Recent advances in the synthesis and regulation of 3D metal carbide-based hybrid architectures for water environmental remediation and monitoring

Functional nanomaterials have shown great potential in environmental science, including the water purification, environmental remediation, and pollutant monitoring. Metal carbides, also known as MXene, have 2D nanosheet structure, highly specific surface area, abundant defects, and active sites, as well as excellent electric and cat-alytic properties, enabling them as good candidates for the fabrication of 3D architectures for various applica-tions. In this review, we present recent advance (2017-2022) in the fabrication of MXene-based hybrid 3D architectures and their applications for water environmental remediation and monitoring. For this aim, firstly the fabrication strategies of 3D MXene architectures, including the self-assembly, templated synthesis, 3D printing, gas foaming, coating, and others, are introduced and analyzed.
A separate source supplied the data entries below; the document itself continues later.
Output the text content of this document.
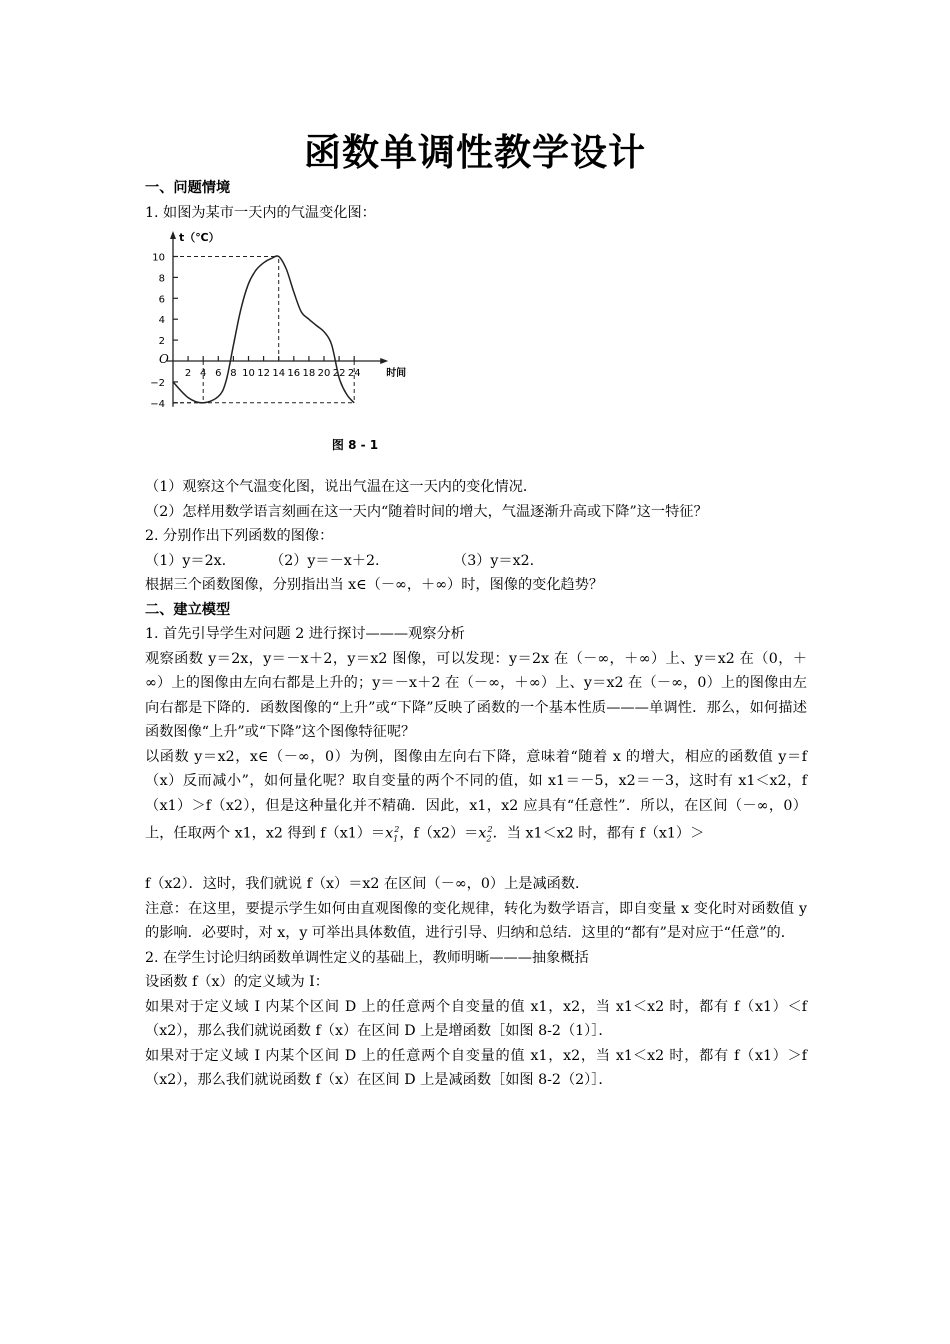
函数单调性教学设计

一、问题情境

1. 如图为某市一天内的气温变化图：

t（℃）
时间
O
2 4 6 8 10 12 14 16 18 20 22 24
−4
−2
2
4
6
8
10
图 8 - 1

（1）观察这个气温变化图，说出气温在这一天内的变化情况．

（2）怎样用数学语言刻画在这一天内“随着时间的增大，气温逐渐升高或下降”这一特征？

2. 分别作出下列函数的图像：

（1）y＝2x.	（2）y＝－x＋2.	（3）y＝x2.

根据三个函数图像，分别指出当 x∈（－∞，＋∞）时，图像的变化趋势？

二、建立模型

1. 首先引导学生对问题 2 进行探讨———观察分析

观察函数 y＝2x，y＝－x＋2，y＝x2 图像，可以发现：y＝2x 在（－∞，＋∞）上、y＝x2 在（0，＋∞）上的图像由左向右都是上升的；y＝－x＋2 在（－∞，＋∞）上、y＝x2 在（－∞，0）上的图像由左向右都是下降的．函数图像的“上升”或“下降”反映了函数的一个基本性质———单调性．那么，如何描述函数图像“上升”或“下降”这个图像特征呢？

以函数 y＝x2，x∈（－∞，0）为例，图像由左向右下降，意味着“随着 x 的增大，相应的函数值 y＝f（x）反而减小”，如何量化呢？取自变量的两个不同的值，如 x1＝－5，x2＝－3，这时有 x1＜x2，f（x1）＞f（x2），但是这种量化并不精确．因此，x1，x2 应具有“任意性”．所以，在区间（－∞，0）上，任取两个 x1，x2 得到 $f(x1)=x_1^2$，$f(x2)=x_2^2$．当 x1＜x2 时，都有 f（x1）＞

f（x2）．这时，我们就说 f（x）＝x2 在区间（－∞，0）上是减函数．

注意：在这里，要提示学生如何由直观图像的变化规律，转化为数学语言，即自变量 x 变化时对函数值 y 的影响．必要时，对 x，y 可举出具体数值，进行引导、归纳和总结．这里的“都有”是对应于“任意”的．

2. 在学生讨论归纳函数单调性定义的基础上，教师明晰———抽象概括

设函数 f（x）的定义域为 I：

如果对于定义域 I 内某个区间 D 上的任意两个自变量的值 x1，x2，当 x1＜x2 时，都有 f（x1）＜f（x2），那么我们就说函数 f（x）在区间 D 上是增函数［如图 8-2（1）］．

如果对于定义域 I 内某个区间 D 上的任意两个自变量的值 x1，x2，当 x1＜x2 时，都有 f（x1）＞f（x2），那么我们就说函数 f（x）在区间 D 上是减函数［如图 8-2（2）］．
Then, the methodologies on structural and functional regulations of MXene-based 3D hybrid architectures are demonstrated, in which the regulation on the formation of MXene membranes, sponges, and hydrogels/aerogels as well as the regulation of functional adsorption, catalysis, and detection are discussed in detail. After that, the environmental science applications of 3D MXene architectures for the removal of heavy metal ions and organic dyes, desalination, catalytic degra-dation, antibacterial disinfection, and pollutant detection are presented and discussed. Finally, the challenges of this promising research topic are discussed and the perspectives are suggested. We believe that this work could reinforce the design and synthesis of functional 3D MXene-based architectures for energy and environmental science applications.

Automated summary

This review presents the recent advances in the fabrication of MXene-based hybrid 3D architectures and their applications in water environmental remediation and monitoring. The review discusses the fabrication strategies of 3D MXene architectures and the methodologies on structural and functional regulations. It also presents and discusses the environmental science applications of 3D MXene architectures for various purposes.